Operational & Integration Concerns

  • L&T has warned that mixing operations of Phase I and Phase II under the same PPP model could lead to fare and revenue sharing conflicts, logistical complications, and inconsistencies in commuter experience.
  • Operational disruptions during the pandemic, including service suspensions, contributed to revenue loss. Changes in travel behaviour, work from home, and reduced ridership have persisted.
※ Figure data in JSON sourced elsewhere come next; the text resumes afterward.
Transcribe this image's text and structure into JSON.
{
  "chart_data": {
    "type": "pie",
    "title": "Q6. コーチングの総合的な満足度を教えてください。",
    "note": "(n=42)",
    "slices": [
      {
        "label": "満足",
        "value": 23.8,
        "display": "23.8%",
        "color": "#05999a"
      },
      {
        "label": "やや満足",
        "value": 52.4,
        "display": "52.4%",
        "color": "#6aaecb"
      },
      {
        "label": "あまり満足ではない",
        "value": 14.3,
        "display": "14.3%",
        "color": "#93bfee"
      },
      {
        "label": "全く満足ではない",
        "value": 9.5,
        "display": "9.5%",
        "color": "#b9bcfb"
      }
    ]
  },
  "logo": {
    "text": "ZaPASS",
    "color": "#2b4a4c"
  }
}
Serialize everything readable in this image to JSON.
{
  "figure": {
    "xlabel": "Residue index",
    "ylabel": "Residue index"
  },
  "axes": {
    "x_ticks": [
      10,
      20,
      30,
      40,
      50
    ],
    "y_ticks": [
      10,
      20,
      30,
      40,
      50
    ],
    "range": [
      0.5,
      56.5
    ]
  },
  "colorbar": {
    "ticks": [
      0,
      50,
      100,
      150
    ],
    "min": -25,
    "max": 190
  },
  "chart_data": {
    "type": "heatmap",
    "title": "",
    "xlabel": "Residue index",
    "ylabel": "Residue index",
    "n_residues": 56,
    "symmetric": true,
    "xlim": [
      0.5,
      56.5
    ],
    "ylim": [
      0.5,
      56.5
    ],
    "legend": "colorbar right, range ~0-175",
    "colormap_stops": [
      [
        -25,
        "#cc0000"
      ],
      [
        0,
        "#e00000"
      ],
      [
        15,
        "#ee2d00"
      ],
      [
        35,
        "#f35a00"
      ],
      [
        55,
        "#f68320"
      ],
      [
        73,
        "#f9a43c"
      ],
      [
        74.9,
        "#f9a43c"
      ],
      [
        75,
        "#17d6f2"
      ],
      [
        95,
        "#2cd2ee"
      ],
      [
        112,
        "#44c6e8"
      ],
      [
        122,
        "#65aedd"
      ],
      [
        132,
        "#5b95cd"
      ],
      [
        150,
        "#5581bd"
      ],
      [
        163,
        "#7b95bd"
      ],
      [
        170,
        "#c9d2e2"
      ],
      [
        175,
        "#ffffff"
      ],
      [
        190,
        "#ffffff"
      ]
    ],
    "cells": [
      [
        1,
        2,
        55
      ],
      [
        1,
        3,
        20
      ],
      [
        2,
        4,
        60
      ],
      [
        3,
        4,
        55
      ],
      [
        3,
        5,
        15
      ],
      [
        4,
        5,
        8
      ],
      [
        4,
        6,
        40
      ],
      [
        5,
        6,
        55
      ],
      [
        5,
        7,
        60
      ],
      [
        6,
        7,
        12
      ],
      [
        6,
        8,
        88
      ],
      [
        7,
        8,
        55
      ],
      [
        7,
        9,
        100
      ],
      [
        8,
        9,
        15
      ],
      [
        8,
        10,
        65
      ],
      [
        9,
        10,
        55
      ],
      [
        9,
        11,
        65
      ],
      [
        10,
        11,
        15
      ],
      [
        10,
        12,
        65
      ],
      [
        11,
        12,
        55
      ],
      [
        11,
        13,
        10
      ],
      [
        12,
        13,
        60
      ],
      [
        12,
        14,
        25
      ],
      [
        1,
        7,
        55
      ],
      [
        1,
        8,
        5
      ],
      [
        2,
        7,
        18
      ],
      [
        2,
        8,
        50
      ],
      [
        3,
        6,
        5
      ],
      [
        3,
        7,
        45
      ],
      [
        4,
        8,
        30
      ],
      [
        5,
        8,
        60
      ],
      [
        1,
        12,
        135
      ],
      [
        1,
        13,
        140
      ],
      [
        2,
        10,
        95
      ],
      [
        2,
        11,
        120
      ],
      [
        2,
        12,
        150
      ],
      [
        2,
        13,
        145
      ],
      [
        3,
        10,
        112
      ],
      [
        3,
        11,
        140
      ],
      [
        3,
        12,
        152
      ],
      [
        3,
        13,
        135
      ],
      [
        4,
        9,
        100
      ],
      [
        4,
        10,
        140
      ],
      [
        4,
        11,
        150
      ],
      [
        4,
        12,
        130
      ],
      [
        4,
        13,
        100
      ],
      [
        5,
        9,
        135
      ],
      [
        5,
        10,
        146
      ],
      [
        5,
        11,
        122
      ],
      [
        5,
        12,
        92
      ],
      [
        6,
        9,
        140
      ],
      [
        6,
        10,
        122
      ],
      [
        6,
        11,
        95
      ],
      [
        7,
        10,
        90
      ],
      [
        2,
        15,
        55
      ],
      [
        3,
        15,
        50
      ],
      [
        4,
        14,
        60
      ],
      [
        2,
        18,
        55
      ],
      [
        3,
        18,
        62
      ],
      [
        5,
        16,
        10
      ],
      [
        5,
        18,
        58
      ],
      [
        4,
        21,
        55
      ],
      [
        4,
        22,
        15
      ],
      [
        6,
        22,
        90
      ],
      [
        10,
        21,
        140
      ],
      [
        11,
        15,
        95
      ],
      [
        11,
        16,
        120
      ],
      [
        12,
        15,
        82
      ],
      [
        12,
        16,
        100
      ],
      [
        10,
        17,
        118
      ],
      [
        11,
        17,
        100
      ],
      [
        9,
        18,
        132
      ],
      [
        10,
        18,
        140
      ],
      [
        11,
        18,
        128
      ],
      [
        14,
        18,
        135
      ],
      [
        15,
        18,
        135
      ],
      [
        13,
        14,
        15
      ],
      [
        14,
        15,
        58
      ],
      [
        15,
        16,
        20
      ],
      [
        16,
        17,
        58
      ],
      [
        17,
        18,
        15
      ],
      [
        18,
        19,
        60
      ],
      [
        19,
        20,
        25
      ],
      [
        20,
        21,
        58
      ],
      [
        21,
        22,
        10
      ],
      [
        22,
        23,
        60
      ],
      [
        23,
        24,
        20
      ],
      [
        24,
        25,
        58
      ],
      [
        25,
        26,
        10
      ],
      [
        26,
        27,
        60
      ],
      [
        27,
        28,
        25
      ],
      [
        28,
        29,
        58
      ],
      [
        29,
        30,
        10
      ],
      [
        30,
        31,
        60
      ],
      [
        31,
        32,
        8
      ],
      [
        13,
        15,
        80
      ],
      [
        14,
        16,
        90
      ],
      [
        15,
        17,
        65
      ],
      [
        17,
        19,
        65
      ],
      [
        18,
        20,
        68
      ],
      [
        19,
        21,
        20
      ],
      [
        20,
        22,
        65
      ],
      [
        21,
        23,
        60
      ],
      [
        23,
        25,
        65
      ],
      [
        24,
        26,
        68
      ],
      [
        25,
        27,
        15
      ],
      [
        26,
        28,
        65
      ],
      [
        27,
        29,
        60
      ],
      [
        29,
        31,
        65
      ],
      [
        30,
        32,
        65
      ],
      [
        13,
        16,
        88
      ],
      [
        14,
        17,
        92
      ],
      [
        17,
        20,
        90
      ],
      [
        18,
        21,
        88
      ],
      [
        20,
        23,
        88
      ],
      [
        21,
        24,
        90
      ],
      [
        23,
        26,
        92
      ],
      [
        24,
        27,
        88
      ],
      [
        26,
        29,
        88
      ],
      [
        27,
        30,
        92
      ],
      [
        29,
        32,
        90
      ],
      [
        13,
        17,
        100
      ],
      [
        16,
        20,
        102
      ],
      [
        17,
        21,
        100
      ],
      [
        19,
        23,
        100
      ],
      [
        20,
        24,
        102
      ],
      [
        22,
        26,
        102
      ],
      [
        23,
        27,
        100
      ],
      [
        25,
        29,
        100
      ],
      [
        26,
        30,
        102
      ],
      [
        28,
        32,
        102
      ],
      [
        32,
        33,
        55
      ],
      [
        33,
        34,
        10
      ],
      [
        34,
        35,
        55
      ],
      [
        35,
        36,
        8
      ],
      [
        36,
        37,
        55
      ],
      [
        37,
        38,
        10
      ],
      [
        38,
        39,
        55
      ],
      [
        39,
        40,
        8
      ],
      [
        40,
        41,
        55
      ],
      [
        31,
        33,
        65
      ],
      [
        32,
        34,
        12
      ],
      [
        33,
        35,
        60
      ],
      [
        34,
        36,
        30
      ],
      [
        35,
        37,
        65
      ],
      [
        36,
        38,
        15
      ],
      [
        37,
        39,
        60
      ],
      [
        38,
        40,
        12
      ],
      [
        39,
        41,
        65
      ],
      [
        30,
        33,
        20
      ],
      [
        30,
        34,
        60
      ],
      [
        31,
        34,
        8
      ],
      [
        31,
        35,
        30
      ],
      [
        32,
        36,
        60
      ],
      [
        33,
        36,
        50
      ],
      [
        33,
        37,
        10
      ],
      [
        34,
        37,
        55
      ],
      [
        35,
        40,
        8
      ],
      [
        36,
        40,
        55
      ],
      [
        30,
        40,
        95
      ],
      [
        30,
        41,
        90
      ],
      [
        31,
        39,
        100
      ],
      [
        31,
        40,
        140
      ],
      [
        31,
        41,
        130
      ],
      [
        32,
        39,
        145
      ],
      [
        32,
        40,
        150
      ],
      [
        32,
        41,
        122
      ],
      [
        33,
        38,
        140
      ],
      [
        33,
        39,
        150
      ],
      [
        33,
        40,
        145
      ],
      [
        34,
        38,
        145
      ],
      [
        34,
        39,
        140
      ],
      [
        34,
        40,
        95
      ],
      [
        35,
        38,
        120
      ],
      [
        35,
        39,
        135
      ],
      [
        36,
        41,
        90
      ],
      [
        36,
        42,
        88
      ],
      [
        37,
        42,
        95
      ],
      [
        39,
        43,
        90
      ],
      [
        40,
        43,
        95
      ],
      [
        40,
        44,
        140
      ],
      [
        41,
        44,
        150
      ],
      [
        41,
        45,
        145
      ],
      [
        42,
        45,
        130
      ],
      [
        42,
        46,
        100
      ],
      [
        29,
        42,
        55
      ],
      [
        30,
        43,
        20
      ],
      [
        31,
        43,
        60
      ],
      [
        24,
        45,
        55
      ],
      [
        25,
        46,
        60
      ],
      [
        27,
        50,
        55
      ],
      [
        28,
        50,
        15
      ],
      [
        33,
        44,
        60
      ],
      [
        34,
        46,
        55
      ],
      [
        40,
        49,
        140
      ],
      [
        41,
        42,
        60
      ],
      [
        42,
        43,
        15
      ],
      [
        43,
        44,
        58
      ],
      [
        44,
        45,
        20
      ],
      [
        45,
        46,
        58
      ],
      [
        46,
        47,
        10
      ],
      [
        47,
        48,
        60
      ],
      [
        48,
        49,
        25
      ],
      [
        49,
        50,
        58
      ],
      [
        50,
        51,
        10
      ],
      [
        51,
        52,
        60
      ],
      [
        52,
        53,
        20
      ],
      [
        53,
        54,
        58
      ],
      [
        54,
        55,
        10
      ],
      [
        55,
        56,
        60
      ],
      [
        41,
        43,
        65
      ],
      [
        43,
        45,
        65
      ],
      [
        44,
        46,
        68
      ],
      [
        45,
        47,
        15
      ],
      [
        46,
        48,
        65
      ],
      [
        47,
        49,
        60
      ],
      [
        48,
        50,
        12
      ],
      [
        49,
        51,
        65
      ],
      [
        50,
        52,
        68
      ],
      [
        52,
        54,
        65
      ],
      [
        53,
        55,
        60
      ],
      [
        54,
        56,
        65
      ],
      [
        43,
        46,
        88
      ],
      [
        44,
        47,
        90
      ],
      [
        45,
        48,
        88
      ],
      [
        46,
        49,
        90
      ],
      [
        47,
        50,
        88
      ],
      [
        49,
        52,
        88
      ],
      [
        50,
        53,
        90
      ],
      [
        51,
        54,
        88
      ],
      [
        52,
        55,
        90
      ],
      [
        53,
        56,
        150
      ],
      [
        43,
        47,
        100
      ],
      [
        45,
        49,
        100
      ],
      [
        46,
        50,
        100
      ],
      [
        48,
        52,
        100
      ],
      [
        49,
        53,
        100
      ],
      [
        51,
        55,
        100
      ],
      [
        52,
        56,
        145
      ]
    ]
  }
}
State Govt’s Role & Reactions

  • In response to L&T’s request, the state has considered options like taking over equity, restructuring operation models, or forming an SPV to integrate both phases.
  • There has also been administrative reshuffling: the Managing Director (MD) of Hyderabad Metro Rail Limited (HMRL), NVS Reddy, was replaced recently, with new oversight as tensions mount.

What Comes Next

  • Whether the government will agree to purchase L&T’s stake or accept an SPV takeover.
  • How Phase II will be managed whether under PPP or through full government control.
  • Measures to reduce cost overruns, streamline operations, and improve financial viability if L&T continues.

Why It Matters

  • Hyderabad Metro is a key transport backbone for the city, with over several lakh commuters depending on it daily. Disruption or exit by the private partner could affect fare stability, maintenance, and service frequency.
  • The situation tests the sustainability of large infrastructure projects under PPP, especially in public transport where ridership, tariff rates, and governmental policy shifts (like free or subsidized travel) have big impacts.